Note: labels and comments are optional

Example

LabelName:
    mov eax, 10
    mov ecx, 0
    jmp LabelName   ;jump back to the like label <-- that's a comment

Types of operands

  • Immediate Operands can also be considered constants. These are fixed values like we had the 0x5f in the above example.
  • Registers can also be operands. The above example shows eax as a register where the immediate operand is stored.
  • Memory operands are denoted by square brackets, and they reference memory locations. For example, if we see [eax] as an operand, it will mean that the value in eax is the memory location on which the operation has to be performed.

MOV

Copies data from 2nd into 1st operand

Example

mov eax, ebx; Copies the value of ebx into eax

ADD and SUB

Adds or subtracts data from 2nd into 1st operand. Stores the calculated value into the 1st operand.

Example

sub eax, 20;

LEA

Loads the effective address from the 2nd into 1st operand.
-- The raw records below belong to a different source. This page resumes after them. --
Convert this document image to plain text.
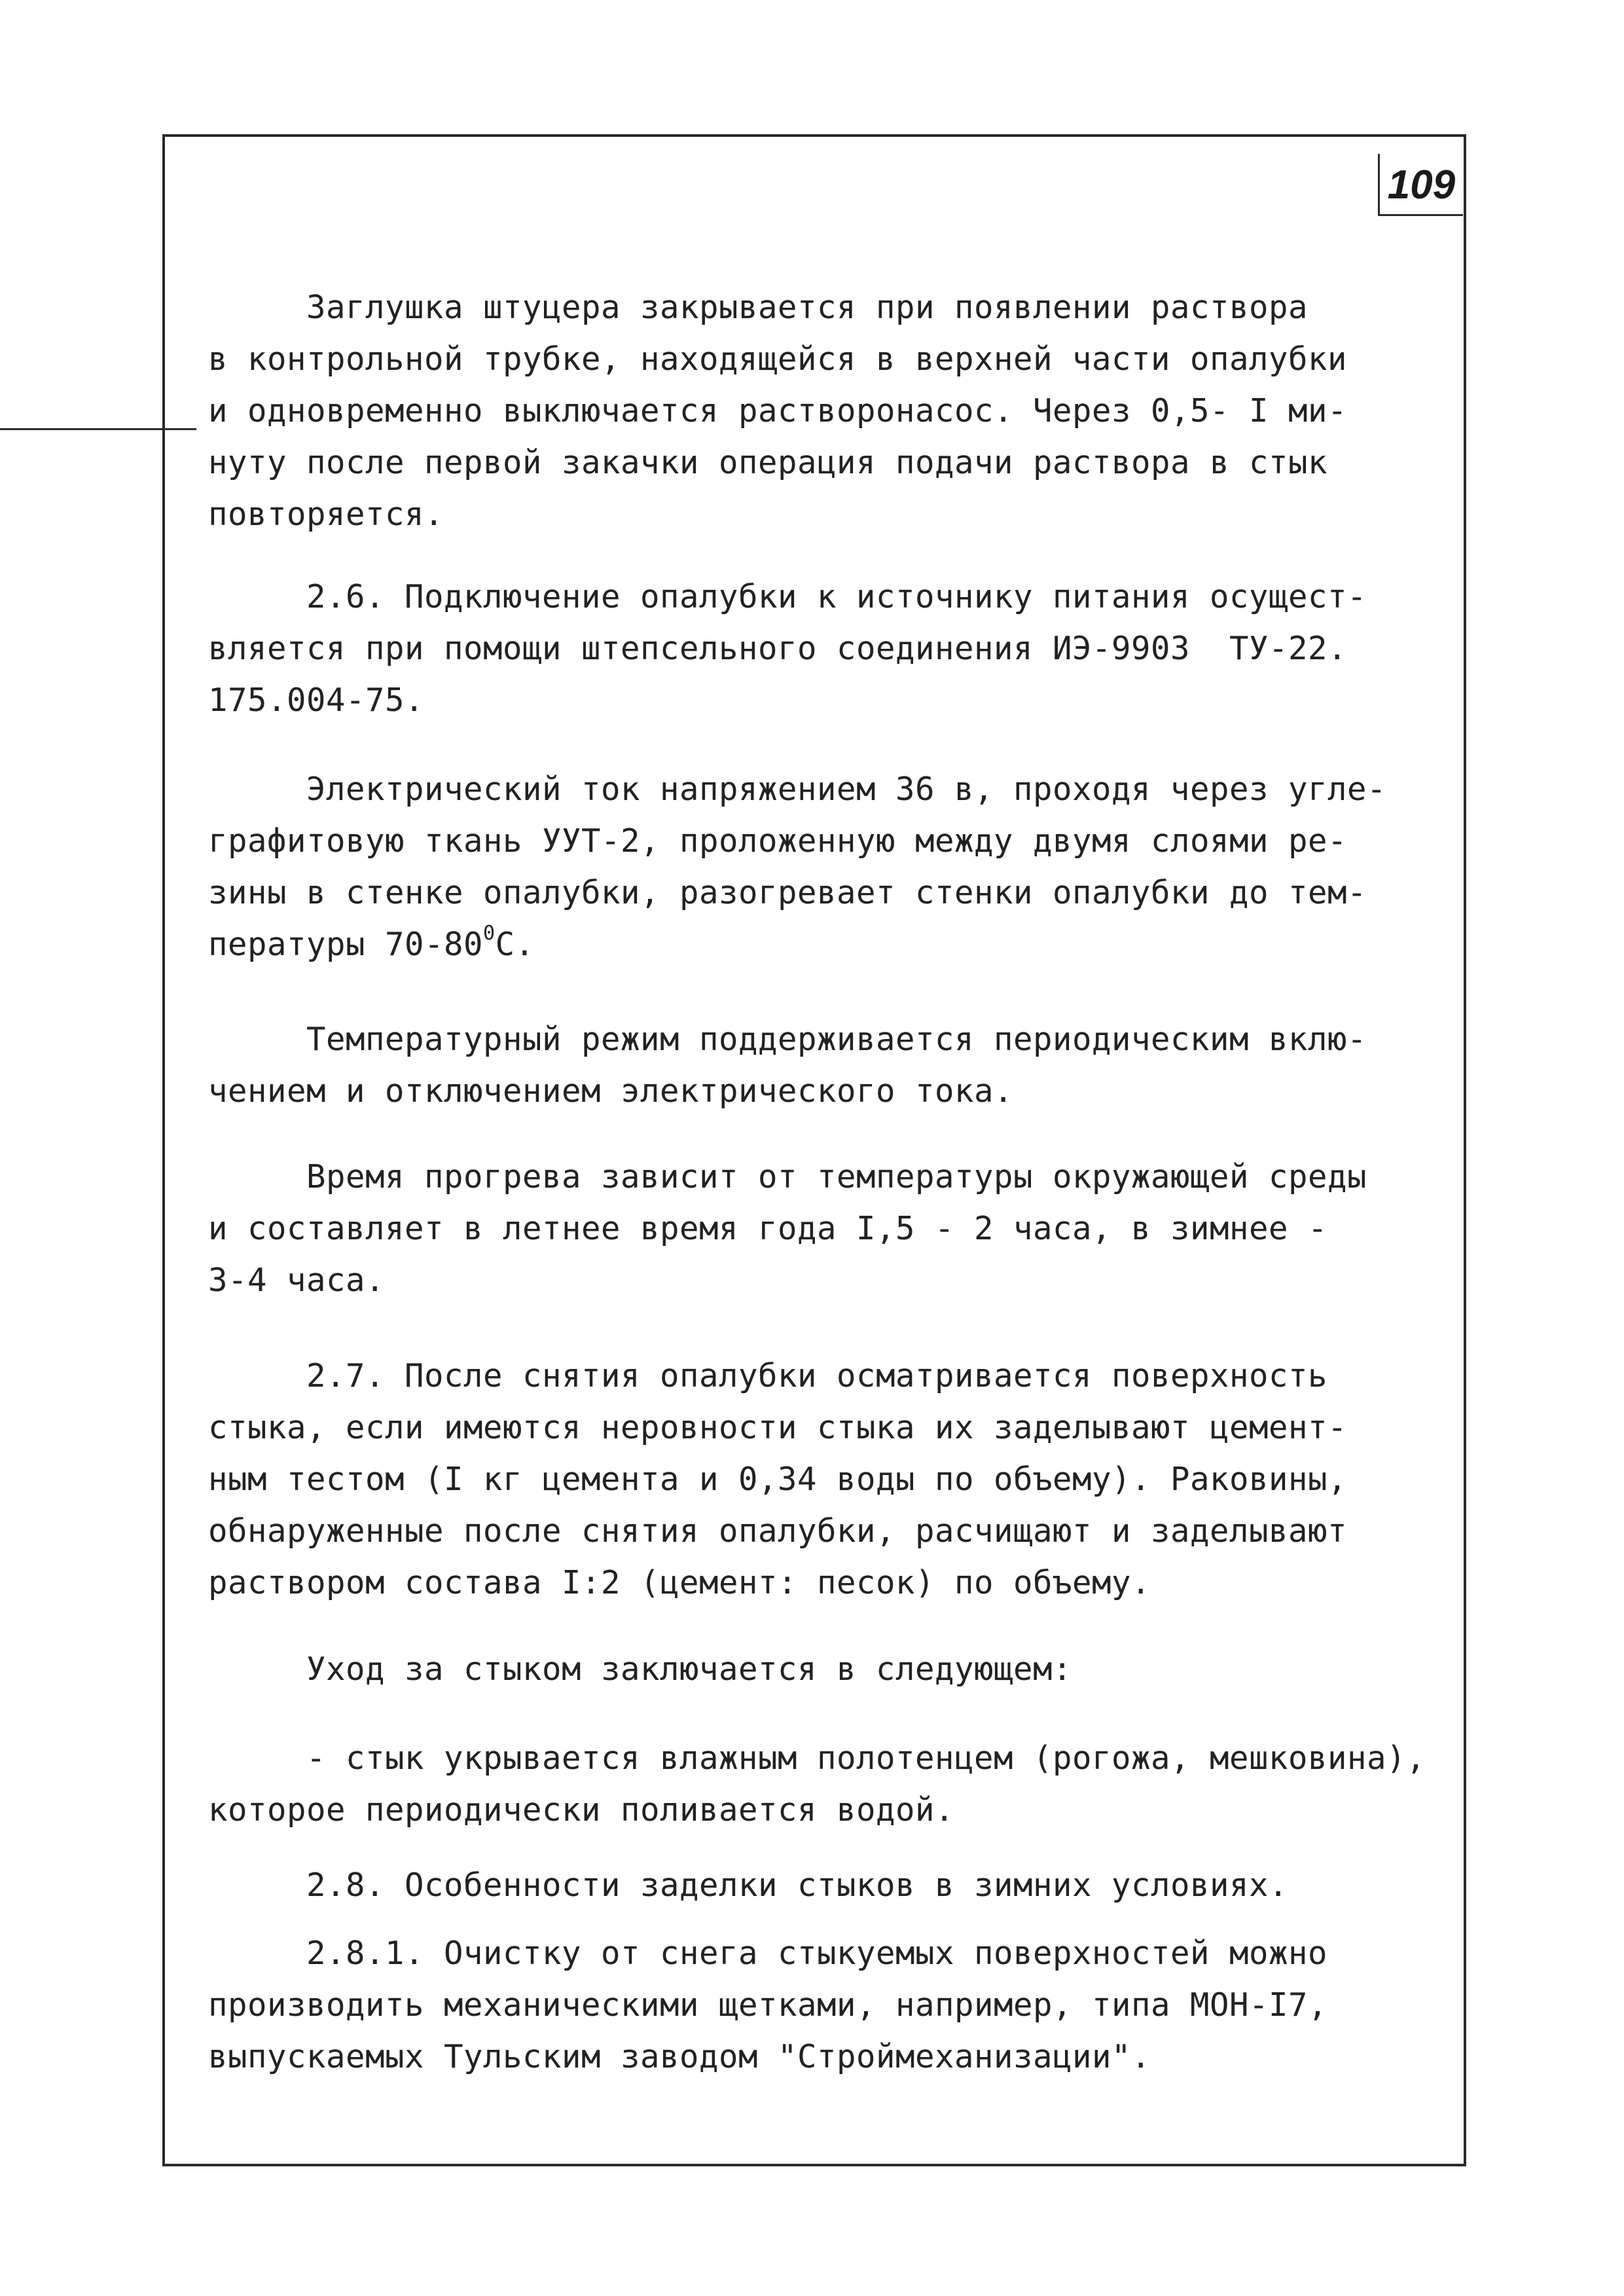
109
Заглушка штуцера закрывается при появлении раствора
в контрольной трубке, находящейся в верхней части опалубки
и одновременно выключается растворонасос. Через 0,5- I ми-
нуту после первой закачки операция подачи раствора в стык
повторяется.
2.6. Подключение опалубки к источнику питания осущест-
вляется при помощи штепсельного соединения ИЭ-9903  ТУ-22.
175.004-75.
Электрический ток напряжением 36 в, проходя через угле-
графитовую ткань УУТ-2, проложенную между двумя слоями ре-
зины в стенке опалубки, разогревает стенки опалубки до тем-
пературы $70-80^0С$.
Температурный режим поддерживается периодическим вклю-
чением и отключением электрического тока.
Время прогрева зависит от температуры окружающей среды
и составляет в летнее время года I,5 - 2 часа, в зимнее -
3-4 часа.
2.7. После снятия опалубки осматривается поверхность
стыка, если имеются неровности стыка их заделывают цемент-
ным тестом (I кг цемента и 0,34 воды по объему). Раковины,
обнаруженные после снятия опалубки, расчищают и заделывают
раствором состава I:2 (цемент: песок) по объему.
Уход за стыком заключается в следующем:
- стык укрывается влажным полотенцем (рогожа, мешковина),
которое периодически поливается водой.
2.8. Особенности заделки стыков в зимних условиях.
2.8.1. Очистку от снега стыкуемых поверхностей можно
производить механическими щетками, например, типа МОН-I7,
выпускаемых Тульским заводом "Строймеханизации".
The source operand is a memory address (offset part) specified with one of the processors addressing modes; the destination operand is a general-purpose register.

Example

lea eax,[variable1] ;use [] for dereferencing

INC and DEC

Increase or Decrease the content of the operand by 1

Example

inc ecx
dec ebx

JMP

Jumps to a label.

Example

start:
    mov eax, 0
    jmp add_10

sub_20:
    sub eax,20
    jmp end

add_10:
    add eax, 10
    jmp sub_20

end:
    exit

CMP

Compares the values of both operands. Acts by subtracting the operands, except the result is not stored. It only sets flags based on the comparison.

Example

cmp eax, 10

Condtional jump instructions

Jump_conditions

Disassembly example

When looking at it in a disassembler, we will see:

040000:    b8 5f 00 00 00    mov eax, 0x5f
  • 040000: address where the instruction is located.
  • b8: opcode of the instruction mov eax
  • 5F 00 00 00 indicates the other operand 0x5f.

Please note that due to endianness, the operand 0x5f is written as 5f 00 00 00, which is actually 00 00 00 5f but in little-endian notation.